In a move that will have a damaging effect on the welfare of female population of Afghanistan, Taliban regime has ordered an indefinite ban on university education for the country’s women. The order was issued by the ministry of higher education in a letter issued to all government and private universities.
“You all are informed to implement the mentioned order of suspending education of females until further notice,” said the letter signed by the minister for higher education, Neda Mohammad Nadeem.
The ban on higher education comes less than three months after thousands of girls and women sat university entrance exams across the country, with many aspiring to choose engineering and medicine as future careers.
After the takeover of Afghanistan by the hardline Islamists in August last year, universities were forced to implement new rules including gender-segregated classrooms and entrances, and women were only permitted to be taught by female professors or old men.
Most Afghan teenage girls have already been banned from secondary school education, severely limiting university intake.
Female students screaming outside Takhar university in Afghanistan after not being allowed in by the Taliban guards.
“Let me scream! What are you afraid of? What more is there left for them to take from us?”
My heart aches.
pic.twitter.com/Tdz4Dwg4yp— Shabnam Nasimi (@NasimiShabnam) December 21, 2022
The move provoked an international chorus of condemnation, with the US warning the Taliban would be held to account.
“This unacceptable stance will have significant consequences for the Taliban and will further alienate the Taliban from the international community,” said state department spokesperson Ned Price.
The UN was “deeply concerned” by the order, said Ramiz Alakbarov, the secretary general’s deputy special representative for Afghanistan.
“Education is a fundamental human right. A door closed to women’s education is a door closed to the future of Afghanistan,” he tweeted.
Girls crying in agony as they’re told that they will have to leave the university & go home as the Taliban have BANNED female university education in Afghanistan.
Painful to hear. How can we sit idly by as millions of girls are denied their human rights.pic.twitter.com/lCANKZ1Kgq
— Shabnam Nasimi (@NasimiShabnam) December 21, 2022
Taliban regime is at odds with many officials in Kabul and some of their rank and file, who had hoped girls would be allowed to continue learning after the takeover.

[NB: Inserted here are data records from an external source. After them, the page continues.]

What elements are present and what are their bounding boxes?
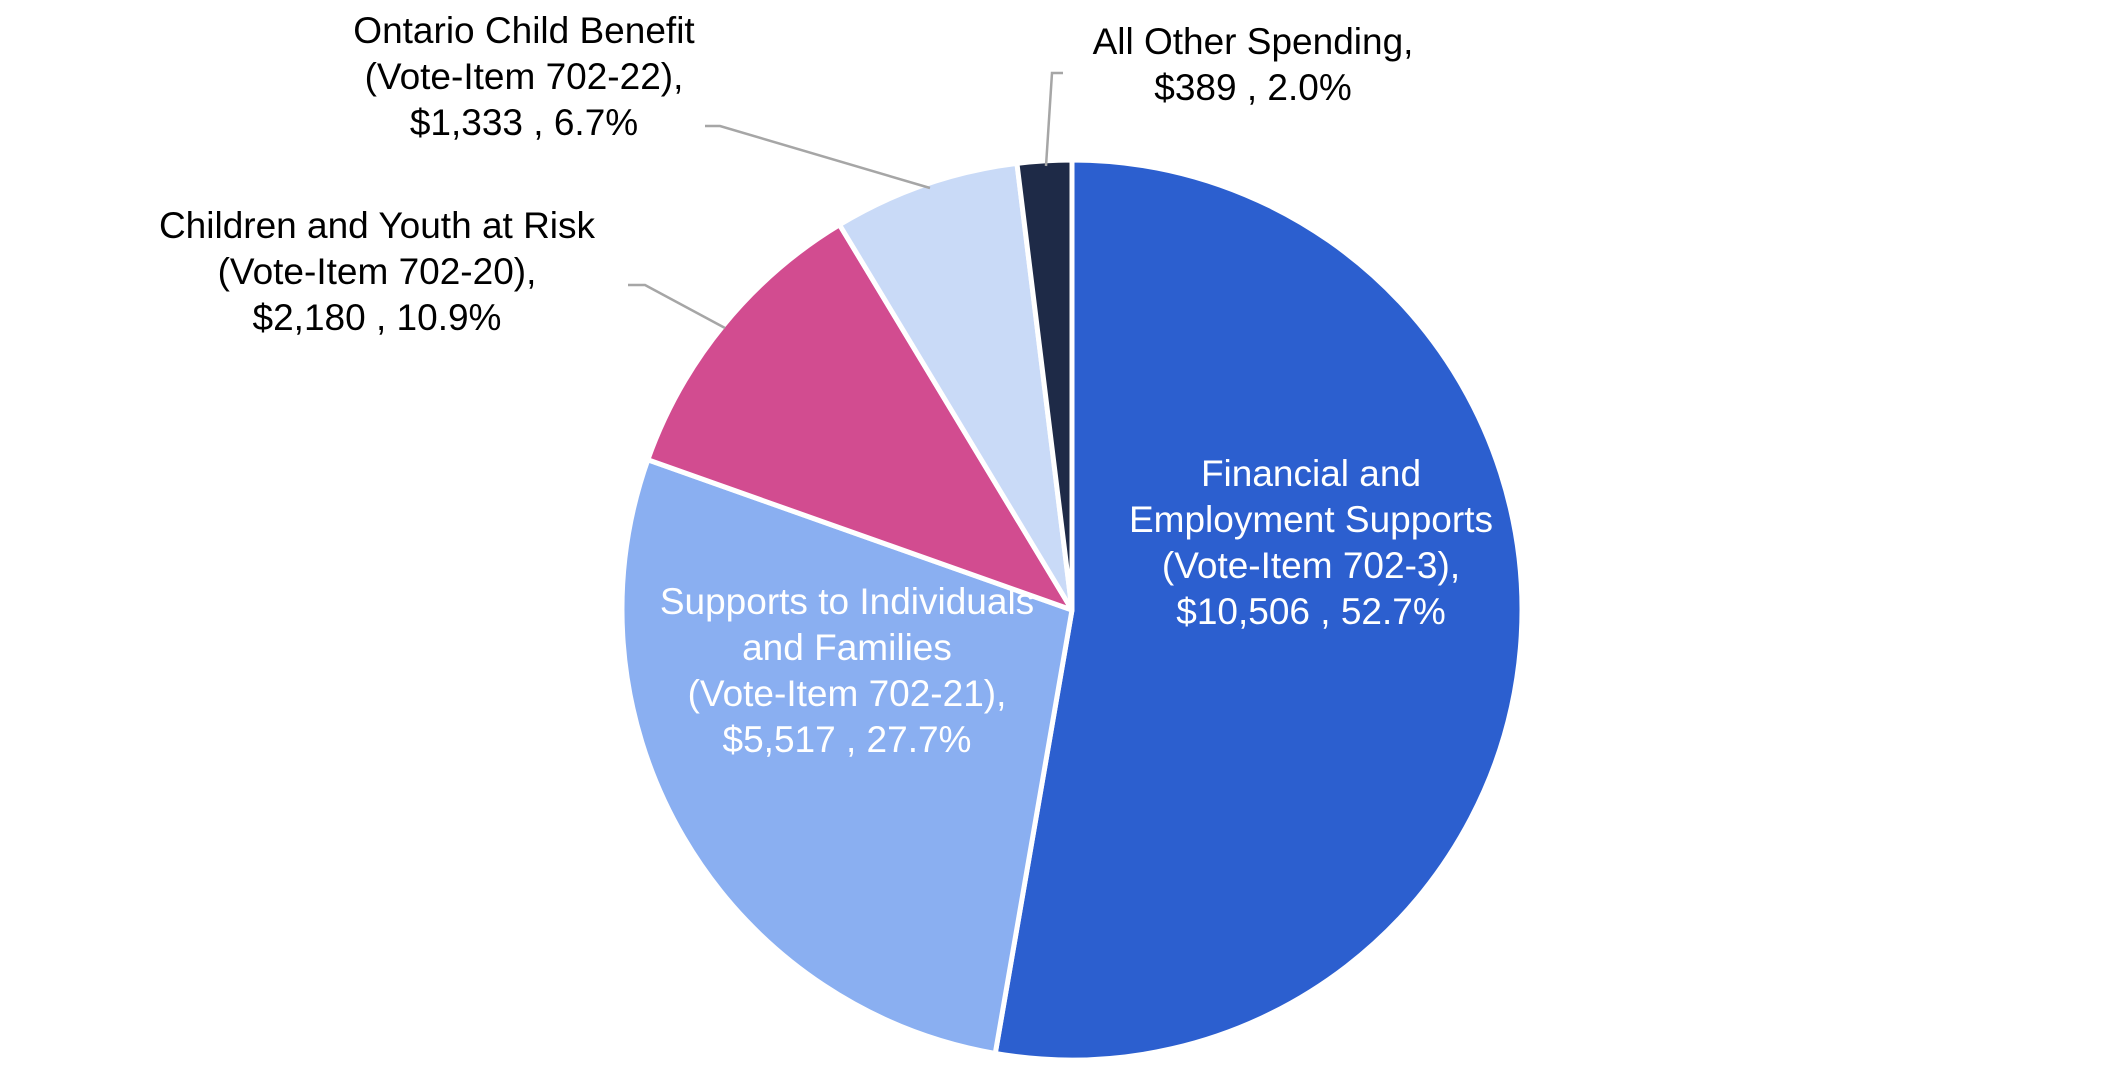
slice-label-line: All Other Spending, bbox=[1093, 21, 1414, 62]
slice-label-line: $5,517 , 27.7% bbox=[723, 719, 972, 760]
slice-label-line: Employment Supports bbox=[1129, 499, 1493, 540]
leader-line-children bbox=[628, 283, 726, 330]
slice-label-child-benefit: Ontario Child Benefit (Vote-Item 702-22),… bbox=[353, 10, 695, 143]
slice-label-line: $10,506 , 52.7% bbox=[1176, 591, 1446, 632]
pie-slice-children bbox=[645, 222, 1075, 613]
leader-line-other bbox=[1044, 71, 1063, 167]
slice-label-individuals: Supports to Individuals and Families (Vote… bbox=[660, 581, 1034, 760]
slice-label-line: (Vote-Item 702-20), bbox=[218, 251, 537, 292]
slice-label-line: Children and Youth at Risk bbox=[159, 205, 596, 246]
slice-label-line: Supports to Individuals bbox=[660, 581, 1034, 622]
pie-slice-child-benefit bbox=[836, 160, 1075, 613]
pie-slice-other bbox=[1014, 157, 1075, 613]
slice-label-line: (Vote-Item 702-3), bbox=[1162, 545, 1460, 586]
slices-layer bbox=[619, 157, 1525, 1063]
labels-layer: Financial and Employment Supports (Vote-It… bbox=[159, 10, 1493, 760]
slice-label-children: Children and Youth at Risk (Vote-Item 702… bbox=[159, 205, 596, 338]
slice-label-line: Ontario Child Benefit bbox=[353, 10, 695, 51]
slice-label-line: (Vote-Item 702-22), bbox=[365, 56, 684, 97]
slice-label-financial: Financial and Employment Supports (Vote-It… bbox=[1129, 453, 1493, 632]
slice-label-line: and Families bbox=[742, 627, 952, 668]
pie-slice-individuals bbox=[619, 457, 1075, 1056]
slice-label-line: $389 , 2.0% bbox=[1154, 67, 1351, 108]
leader-line-child-benefit bbox=[705, 124, 931, 190]
slice-label-line: (Vote-Item 702-21), bbox=[688, 673, 1007, 714]
slice-label-line: $1,333 , 6.7% bbox=[410, 102, 638, 143]
slice-label-line: $2,180 , 10.9% bbox=[253, 297, 502, 338]
slice-label-line: Financial and bbox=[1201, 453, 1421, 494]
slice-label-other: All Other Spending, $389 , 2.0% bbox=[1093, 21, 1414, 108]
leader-lines-layer bbox=[628, 71, 1063, 330]
pie-slice-financial bbox=[992, 157, 1525, 1063]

Allies in Afghanistan: Where from here?
A day after the Taliban regime banned women students from universities, several male students at the Nangarhar University in Jalalabad and at Kandahar University in Afghanistan reportedly staged a protest and expressed solidarity with the women. The male students walked out of the examination hall at the University and stood by women’s rights in the country.
Male students at Nangarhar university are walking away from their exam in a show of solidarity with the female students to protest the Taliban ban on girls’ education. #LetHerLearn #Afghanistan pic.twitter.com/EDgaVazmB5
— Abdulhaq Omeri (@AbdulhaqOmeri) December 21, 2022
Responding to the ban, the International Rescue Committee said: “The closure of universities to women and girls is a chilling step backwards for Afghanistan. There are no two ways about it: women must be allowed to work and to move freely, and girls must be allowed to continue to go to school.”
Women have been pushed out of many government jobs or are being paid a slashed salary to stay at home. They are also barred from travelling without a male relative, and must cover up outside the home, ideally with a burqa.
In November they were prohibited from going to parks, funfairs, gyms and public baths.
In a cruel U-turn, the Taliban in March blocked girls from returning to secondary schools on the morning they were supposed to reopen.
Several Taliban officials say the secondary education ban is only temporary, but have given a litany of excuses for the closure, from a lack of funds to time needed to remodel the syllabus along Islamic lines.